I have a doctoral thesis showing that a patient who is convinced that he is being treated well has a 19% faster rate of bone growth after fractures. That is, we have proof of the effect of medical hand stroking — and not in aspects that are difficult to measure, but in physical bone mass growth. Personal contact is something we underestimate. But unfortunately, demographics mean that this contact will be a rare benefit.
In our clinic, the average age of nurses is 55. The average age of doctors in some specialties is 60. We have a generation gap. When these seniors retire, we will have a collapse of the system. In Europe it looks the same, or at least not much better. This means that dehumanization will continue… and in my opinion, this is a bad thing, because physicality is needed.
IDC: Digitization was supposed to bring about the fulfillment of the so-called Triple Aim — that is, to increase the quality and accessibility of health care while reducing costs. Has it been successful?
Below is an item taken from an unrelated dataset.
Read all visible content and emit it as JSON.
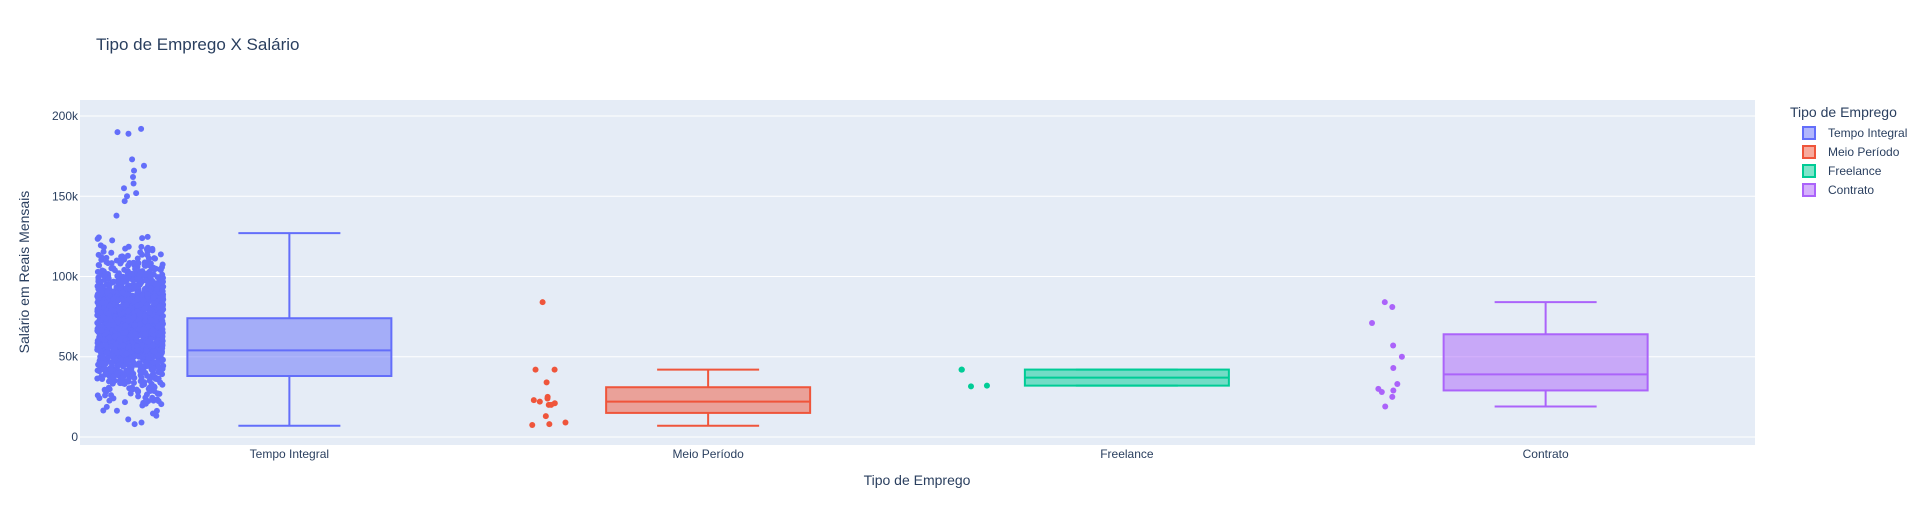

If we ask whether innovative technical solutions bring improvements in these three areas, the answer is undoubtedly yes. This is already happening. But if you ask whether it has succeeded systemically, then no, it hasn't yet. The challenge is to apply digital technologies on a wider scale, comprehensively. Meanwhile, for the time being, it succeeds only in certain areas — like self-service at registration, automation of documentation creation, and robotization of medicine (e.g., surgery assistance). But here, too, we are reducing costs and improving quality as we avoid errors and increase accessibility. Speech recognition systems are a good example. If a doctor who types on a keyboard with one finger can say what she wants to note down and it only takes 30 seconds, it means she will have more time for the patient. And, after all, that's what we're all about.